The 6th of January marks the official end of the yuletide, or the Christmas period as it is more commonly known. Although it is called Twelfth Night in English, Icelanders call it the Þrettándinn (the Thirteenth), since we begin celebrations a little early, on Christmas Eve.

Þrettándinn has some interesting traditions and folklore attached to it, here are the highlights.


See Also: Christmas in Iceland


Yule lads

This Yule Lad likes to rob candles out of children's hands!

Illustration by Haukur Valdimar Pálsson

As we covered on the site the thirteen brothers came down from the mountains one by one, they then also left one by one. This means that on the Last Day of Christmas the thirteenth yule lad, Kertasníkir, heads back to his mother’s cave.

Elves

It is said that Icelandic elves move house at the end of the year. On New Year’s Eve it is tradition to recite a chant inviting them to stay and go as the please, without harming you or your loved ones.

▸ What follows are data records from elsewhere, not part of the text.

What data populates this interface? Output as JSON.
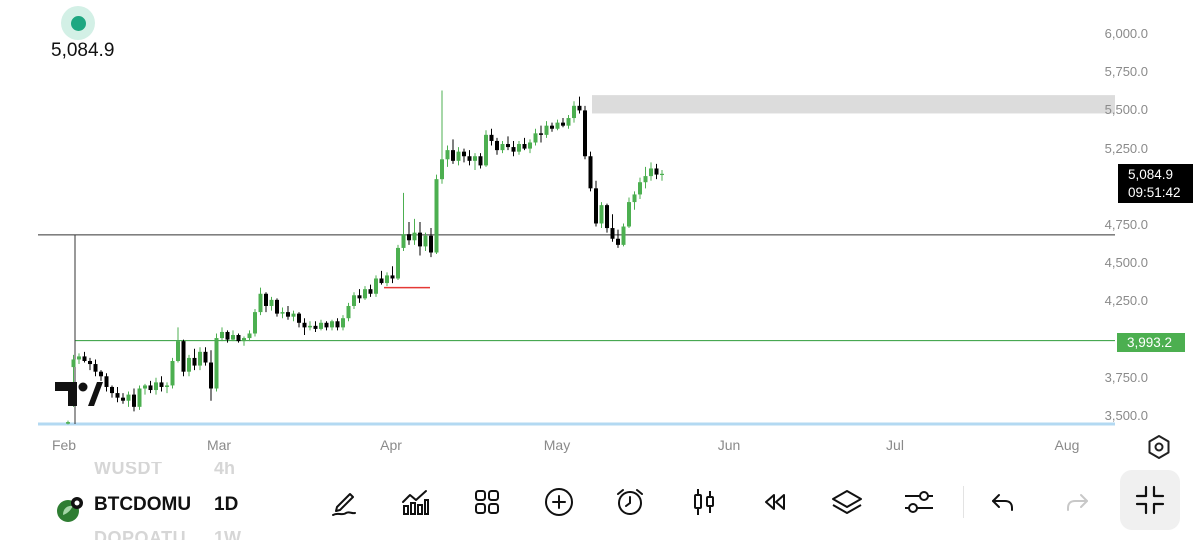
{
  "header": {
    "current_price": "5,084.9"
  },
  "price_axis": {
    "labels": [
      "6,000.0",
      "5,750.0",
      "5,500.0",
      "5,250.0",
      "4,750.0",
      "4,500.0",
      "4,250.0",
      "3,750.0",
      "3,500.0"
    ],
    "values": [
      6000,
      5750,
      5500,
      5250,
      4750,
      4500,
      4250,
      3750,
      3500
    ]
  },
  "time_axis": {
    "labels": [
      "Feb",
      "Mar",
      "Apr",
      "May",
      "Jun",
      "Jul",
      "Aug"
    ]
  },
  "last_price_tag": {
    "price": "5,084.9",
    "countdown": "09:51:42"
  },
  "level_tag": {
    "price": "3,993.2"
  },
  "toolbar": {
    "symbols": {
      "prev": "WUSDT",
      "current": "BTCDOMU",
      "next": "DOPOATU"
    },
    "intervals": {
      "prev": "4h",
      "current": "1D",
      "next": "1W"
    }
  },
  "colors": {
    "up": "#4caf50",
    "down": "#000000",
    "accent": "#1ea781",
    "zone": "#dcdcdc"
  },
  "chart_data": {
    "type": "candlestick",
    "ylim": [
      3450,
      6050
    ],
    "horizontal_lines": [
      4685,
      3993.2,
      3445
    ],
    "zone": [
      5480,
      5600
    ],
    "ohlc": [
      [
        3450,
        3470,
        3445,
        3460
      ],
      [
        3820,
        3900,
        3560,
        3870
      ],
      [
        3870,
        3910,
        3840,
        3890
      ],
      [
        3890,
        3920,
        3850,
        3860
      ],
      [
        3860,
        3880,
        3800,
        3840
      ],
      [
        3840,
        3870,
        3760,
        3790
      ],
      [
        3790,
        3800,
        3730,
        3760
      ],
      [
        3760,
        3780,
        3660,
        3690
      ],
      [
        3690,
        3700,
        3620,
        3650
      ],
      [
        3650,
        3690,
        3590,
        3620
      ],
      [
        3620,
        3650,
        3580,
        3600
      ],
      [
        3600,
        3660,
        3560,
        3640
      ],
      [
        3640,
        3680,
        3530,
        3560
      ],
      [
        3560,
        3700,
        3540,
        3680
      ],
      [
        3680,
        3710,
        3640,
        3700
      ],
      [
        3700,
        3730,
        3650,
        3670
      ],
      [
        3670,
        3750,
        3640,
        3720
      ],
      [
        3720,
        3760,
        3660,
        3690
      ],
      [
        3690,
        3720,
        3650,
        3700
      ],
      [
        3700,
        3880,
        3680,
        3860
      ],
      [
        3860,
        4080,
        3850,
        3990
      ],
      [
        3990,
        4000,
        3760,
        3790
      ],
      [
        3790,
        3900,
        3760,
        3880
      ],
      [
        3880,
        3940,
        3800,
        3830
      ],
      [
        3830,
        3950,
        3800,
        3920
      ],
      [
        3920,
        3950,
        3830,
        3850
      ],
      [
        3850,
        3930,
        3600,
        3680
      ],
      [
        3680,
        4040,
        3660,
        4010
      ],
      [
        4010,
        4080,
        3990,
        4050
      ],
      [
        4050,
        4060,
        3980,
        4000
      ],
      [
        4000,
        4060,
        3990,
        4030
      ],
      [
        4030,
        4040,
        3980,
        3990
      ],
      [
        3990,
        4020,
        3960,
        4010
      ],
      [
        4010,
        4060,
        3990,
        4040
      ],
      [
        4040,
        4200,
        4020,
        4180
      ],
      [
        4180,
        4340,
        4160,
        4300
      ],
      [
        4300,
        4310,
        4180,
        4220
      ],
      [
        4220,
        4280,
        4190,
        4260
      ],
      [
        4260,
        4270,
        4150,
        4170
      ],
      [
        4170,
        4210,
        4140,
        4180
      ],
      [
        4180,
        4220,
        4130,
        4150
      ],
      [
        4150,
        4190,
        4120,
        4170
      ],
      [
        4170,
        4180,
        4080,
        4110
      ],
      [
        4110,
        4140,
        4030,
        4080
      ],
      [
        4080,
        4120,
        4060,
        4090
      ],
      [
        4090,
        4120,
        4050,
        4070
      ],
      [
        4070,
        4130,
        4060,
        4110
      ],
      [
        4110,
        4120,
        4060,
        4080
      ],
      [
        4080,
        4130,
        4060,
        4120
      ],
      [
        4120,
        4140,
        4060,
        4080
      ],
      [
        4080,
        4160,
        4060,
        4140
      ],
      [
        4140,
        4240,
        4120,
        4220
      ],
      [
        4220,
        4310,
        4200,
        4290
      ],
      [
        4290,
        4330,
        4240,
        4270
      ],
      [
        4270,
        4350,
        4260,
        4330
      ],
      [
        4330,
        4360,
        4280,
        4300
      ],
      [
        4300,
        4420,
        4280,
        4400
      ],
      [
        4400,
        4450,
        4360,
        4370
      ],
      [
        4370,
        4440,
        4350,
        4420
      ],
      [
        4420,
        4480,
        4370,
        4400
      ],
      [
        4400,
        4620,
        4390,
        4600
      ],
      [
        4600,
        4960,
        4580,
        4690
      ],
      [
        4690,
        4770,
        4620,
        4650
      ],
      [
        4650,
        4790,
        4620,
        4700
      ],
      [
        4700,
        4770,
        4550,
        4610
      ],
      [
        4610,
        4700,
        4580,
        4680
      ],
      [
        4680,
        4730,
        4540,
        4570
      ],
      [
        4570,
        5080,
        4560,
        5050
      ],
      [
        5050,
        5630,
        5020,
        5180
      ],
      [
        5180,
        5270,
        5130,
        5240
      ],
      [
        5240,
        5310,
        5150,
        5170
      ],
      [
        5170,
        5260,
        5140,
        5230
      ],
      [
        5230,
        5250,
        5160,
        5200
      ],
      [
        5200,
        5240,
        5140,
        5170
      ],
      [
        5170,
        5220,
        5110,
        5200
      ],
      [
        5200,
        5220,
        5120,
        5140
      ],
      [
        5140,
        5370,
        5130,
        5340
      ],
      [
        5340,
        5380,
        5270,
        5300
      ],
      [
        5300,
        5320,
        5210,
        5240
      ],
      [
        5240,
        5300,
        5220,
        5280
      ],
      [
        5280,
        5330,
        5240,
        5260
      ],
      [
        5260,
        5300,
        5200,
        5230
      ],
      [
        5230,
        5300,
        5210,
        5280
      ],
      [
        5280,
        5320,
        5240,
        5250
      ],
      [
        5250,
        5310,
        5220,
        5290
      ],
      [
        5290,
        5380,
        5270,
        5350
      ],
      [
        5350,
        5400,
        5290,
        5340
      ],
      [
        5340,
        5430,
        5320,
        5400
      ],
      [
        5400,
        5420,
        5360,
        5380
      ],
      [
        5380,
        5440,
        5370,
        5420
      ],
      [
        5420,
        5450,
        5390,
        5400
      ],
      [
        5400,
        5470,
        5380,
        5450
      ],
      [
        5450,
        5560,
        5420,
        5530
      ],
      [
        5530,
        5590,
        5480,
        5500
      ],
      [
        5500,
        5530,
        5180,
        5200
      ],
      [
        5200,
        5230,
        4970,
        4990
      ],
      [
        4990,
        5040,
        4740,
        4760
      ],
      [
        4760,
        4900,
        4730,
        4880
      ],
      [
        4880,
        4890,
        4700,
        4730
      ],
      [
        4730,
        4820,
        4640,
        4660
      ],
      [
        4660,
        4720,
        4600,
        4620
      ],
      [
        4620,
        4760,
        4610,
        4740
      ],
      [
        4740,
        4930,
        4730,
        4900
      ],
      [
        4900,
        4970,
        4850,
        4950
      ],
      [
        4950,
        5060,
        4920,
        5030
      ],
      [
        5030,
        5130,
        4990,
        5070
      ],
      [
        5070,
        5160,
        5040,
        5120
      ],
      [
        5120,
        5150,
        5050,
        5080
      ],
      [
        5080,
        5110,
        5040,
        5085
      ]
    ]
  }
}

After getting settled in their new abode the elves then party on the 6th of January, as is only right. Back in the day some people would even leave food and wine out for the elves during the night.


See also: Folklore in Iceland


Songs

Many Icelanders sing songs on Þrettándinn. These songs often tell the story of elves who trick and tempt humans. For example, the song about Ólafur Liljurós, a human man who is murdered by elves after he declined their offer to live with them and tells them he prefers believing in Christ.

Lights and Bonfires

Fireworks lighting up the sky.

Christmas is a festival of lights for Icelandic people, we use candles and electronic lights to get us through the darkest days of winter. Some people take their Christmas decorations down after Þrettándinn, but many let the lights stay up while the days are still short.

A tradition which adds light and warmth to the last day of Christmas are the annual bonfires, which happen in several places in Reykjavík and across the country. People also illuminate the night sky with fireworks on the 6th of January.


See also: Fireworks in Iceland | New Year’s Eve Photo Gallery


Here is a list of bonfires and celebrations around Reykjavik:

Ægisíða. At 6PM, a group singing and carrying torches will lead people from Melaskóli school to the bonfire at Ægisíða. The bonfire will be lit at 6:30 and a firework display will begin at 6:50. There is also a rumour that a few Yule Lads might drop by on their way to the mountains.

Grafarvogur. The party starts at Gufunesbær recreation centre at 5PM. There will be a chance to buy coco and waffles as well as get your face painted. Right before six, the school orchestra will lead people towards the bonfire which will be set ablaze at 6PM. Firework display is scheduled at 6:30 and a band (and perhaps a few Yule Lads) will keep the party going into the evening.

Grafarholt. From Guðríðarkirkja church, a brass band will lead participants towards the bonfire around 6PM. The bonfire will be lit at 6:30 and there will be a chance to buy some hot coco and kleina (Icelandic twisted doughnut). The firework display is scheduled at 7 and a few Yule Lads had planned on dropping by as well.